One of the best things I felt they did was create an introduction video for our homepage using iPods to record the video and iMovie to create the video. The video was inclusive of every student where each student said hello. The team in charge of the video wanted to celebrate the different languages spoken within our class. Any student who could speak another language said hello in their language. I felt that showed the diversity of our class and our identity as a real community coming together from various backgrounds. As part of this video, another team created an original piece of music using GarageBand. The students tried to included different instruments and think about what message the music could convey. Together, the two groups merged their products and the music was added to their iMovie project.

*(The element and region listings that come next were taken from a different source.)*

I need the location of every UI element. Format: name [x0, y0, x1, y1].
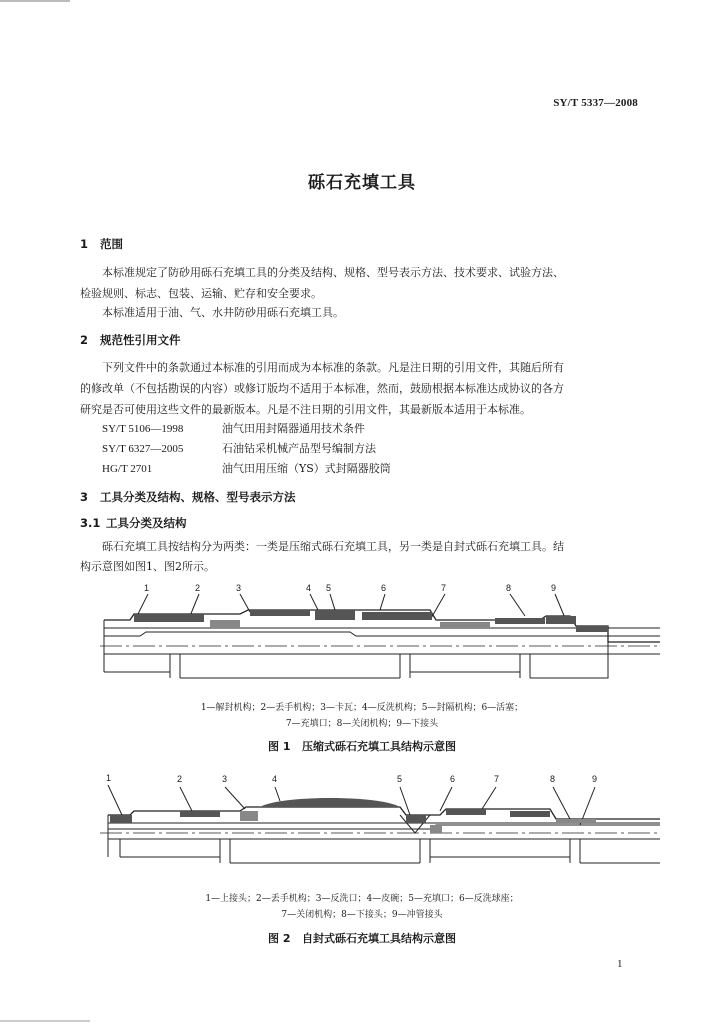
callout-leader	[180, 787, 192, 811]
section-3-title: 工具分类及结构、规格、型号表示方法	[100, 490, 296, 504]
section-3-number: 3	[80, 490, 89, 504]
callout-leader	[240, 594, 250, 612]
figure-2-callout-8: 8	[550, 774, 556, 784]
section-2-para-line1: 下列文件中的条款通过本标准的引用而成为本标准的条款。凡是注日期的引用文件，其随后所有	[102, 361, 564, 374]
reference-item	[102, 418, 365, 440]
figure-1-drawing	[100, 580, 660, 690]
section-3-para-line1: 砾石充填工具按结构分为两类：一类是压缩式砾石充填工具，另一类是自封式砾石充填工具。结	[102, 540, 564, 553]
section-2-number: 2	[80, 333, 89, 347]
section-2-heading	[80, 332, 181, 348]
section-3-para-line2: 构示意图如图1、图2所示。	[80, 560, 215, 573]
figure-1-callout-9: 9	[551, 583, 557, 593]
section-1-heading	[80, 236, 123, 252]
figure-1-callout-8: 8	[506, 583, 512, 593]
section-1-para2: 本标准适用于油、气、水井防砂用砾石充填工具。	[102, 306, 344, 319]
scan-mark-bottom	[0, 1020, 90, 1022]
reference-title: 石油钻采机械产品型号编制方法	[222, 442, 376, 455]
subsection-3-1-number: 3.1	[80, 516, 101, 530]
callout-leader	[482, 787, 496, 809]
figure-1-legend-line2: 7—充填口；8—关闭机构；9—下接头	[285, 719, 439, 729]
subsection-3-1-title: 工具分类及结构	[106, 516, 187, 530]
callout-leader	[310, 594, 318, 610]
section-1-para1-line1: 本标准规定了防砂用砾石充填工具的分类及结构、规格、型号表示方法、技术要求、试验方法、	[102, 266, 564, 279]
reference-item	[102, 458, 391, 480]
reference-code: HG/T 2701	[102, 463, 153, 475]
callout-leader	[400, 787, 410, 815]
figure-2-callout-9: 9	[592, 774, 598, 784]
figure-2-callout-2: 2	[177, 774, 183, 784]
section-1-para1-line2: 检验规则、标志、包装、运输、贮存和安全要求。	[80, 287, 322, 300]
callout-leader	[330, 594, 335, 610]
reference-title: 油气田用封隔器通用技术条件	[222, 422, 365, 435]
figure-1-callout-5: 5	[326, 583, 332, 593]
callout-leader	[555, 594, 565, 618]
reference-code: SY/T 5106—1998	[102, 423, 184, 435]
callout-leader	[553, 787, 570, 819]
callout-leader	[380, 594, 385, 610]
figure-2-callout-6: 6	[450, 774, 456, 784]
figure-1-callout-4: 4	[306, 583, 312, 593]
callout-leader	[225, 787, 245, 809]
section-1-number: 1	[80, 237, 89, 251]
callout-leader	[108, 785, 122, 815]
figure-1-caption: 压缩式砾石充填工具结构示意图	[301, 740, 456, 753]
reference-title: 油气田用压缩（YS）式封隔器胶筒	[222, 462, 391, 475]
section-2-title: 规范性引用文件	[100, 333, 181, 347]
callout-leader	[430, 594, 445, 620]
figure-2-callout-7: 7	[494, 774, 500, 784]
figure-1-callout-1: 1	[144, 583, 150, 593]
figure-2-legend-line2: 7—关闭机构；8—下接头；9—冲管接头	[281, 910, 443, 920]
figure-1-callout-6: 6	[381, 583, 387, 593]
section-2-para-line3: 研究是否可使用这些文件的最新版本。凡是不注日期的引用文件，其最新版本适用于本标准。	[80, 403, 531, 416]
page-number: 1	[617, 958, 623, 970]
figure-1-callout-7: 7	[441, 583, 447, 593]
figure-2-drawing	[100, 775, 660, 875]
figure-2-legend-line1: 1—上接头；2—丢手机构；3—反洗口；4—皮碗；5—充填口；6—反洗球座；	[205, 894, 519, 904]
figure-2-title	[0, 930, 724, 946]
scan-mark-top	[0, 0, 70, 2]
figure-1-callout-3: 3	[236, 583, 242, 593]
figure-1-callout-2: 2	[195, 583, 201, 593]
standard-code: SY/T 5337—2008	[553, 97, 638, 109]
callout-leader	[440, 787, 452, 811]
figure-2-callout-3: 3	[222, 774, 228, 784]
reference-code: SY/T 6327—2005	[102, 443, 184, 455]
subsection-3-1-heading	[80, 515, 187, 531]
callout-leader	[510, 594, 525, 616]
figure-2-callout-1: 1	[106, 773, 112, 783]
page-title: 砾石充填工具	[308, 173, 416, 193]
callout-leader	[190, 594, 199, 616]
callout-leader	[275, 787, 280, 801]
figure-1-label: 图 1	[268, 740, 291, 753]
reference-item	[102, 438, 376, 460]
section-2-para-line2: 的修改单（不包括勘误的内容）或修订版均不适用于本标准，然而，鼓励根据本标准达成协议的各方	[80, 382, 564, 395]
section-3-heading	[80, 489, 296, 505]
figure-1-legend-line1: 1—解封机构；2—丢手机构；3—卡瓦；4—反洗机构；5—封隔机构；6—活塞；	[200, 703, 524, 713]
figure-2-label: 图 2	[268, 932, 291, 945]
figure-2-callout-4: 4	[272, 774, 278, 784]
figure-2-callout-5: 5	[397, 774, 403, 784]
figure-2-caption: 自封式砾石充填工具结构示意图	[301, 932, 456, 945]
section-1-title: 范围	[100, 237, 123, 251]
callout-leader	[138, 594, 148, 614]
figure-1-title	[0, 738, 724, 754]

We used a number of pictures the students had taken on their digital scavenger hunt the week before to be part of the banners on each of the other pages. They wanted to see their faces on every page and I couldn't agree more! I love having the students be the photographer in my class and seeing the class through their eyes.
There is a section where I(the teacher) am supposed to update my students' parents on what is happening in our class and what is coming up next. I told my students this spot should probably stay. But of course, my students asked where they could share their thoughts of the week. Good question! So I threw it back at them - How did they want to share with their parents and friends? The word collaboration was key to them - everyone needed access to it and everyone needed to be able to help each other easily within it. A Google Document was one option but it would be a little messy some students thought. So another student suggested Google Presentation. Bingo! The solution to our problem. The students asked that I create a template where each student got 1 slide to decorate, create and comment on. This is how the weekly 5EM Files was born. It is now going to be an optional activity for the students that can be done as part of their weekly homework or if they finish their work and have some free time. All of this was their idea and it was a little shocking they all agreed to doing more work. Who would've thought that something that was dreamed up by my students late Thursday afternoon would blossom into a full class participation activity by Friday afternoon? Is it perfect? No. Is the spelling all correct? No. Is the grammar all correct? No. Punctuation? No. BUT... those are conversations that can be had in the future. Those are conversations that students can have with each other. Those are conversations that can foster teamwork and further collaboration in the future. Students will be able to learn the need for peer review before publishing a piece of work. It is more about the process than the product in my classroom.
The final piece of the students took ownership over when the icons that linked students to the different resource page. All of the icons originally looked like the PYP UOI icon below until my students said they wanted to make their own. In design teams again, they decided what image could convey the specific subject. Using iPods, they took the photos and then imported to their Macbooks. In Preview, the students cropped the images to become circle images and I was able to add them to our sites. They each link to a separate page full of different resources for that subject.
I love that my class was so engaged in this process and focused on making what they wanted a reality. Our website is now a place that is just as much theirs as mine. They are proud of the work they created and are excited to bring their parents to the site over the weekend. What I am most proud of my class for is not just creating their website, rather, working together as a class community in an inclusive manner to create something that they feel they have ownership of, that they were able to use their skills and prior knowledge in a meaningful way and that they realised that everyone in our class has something to offer.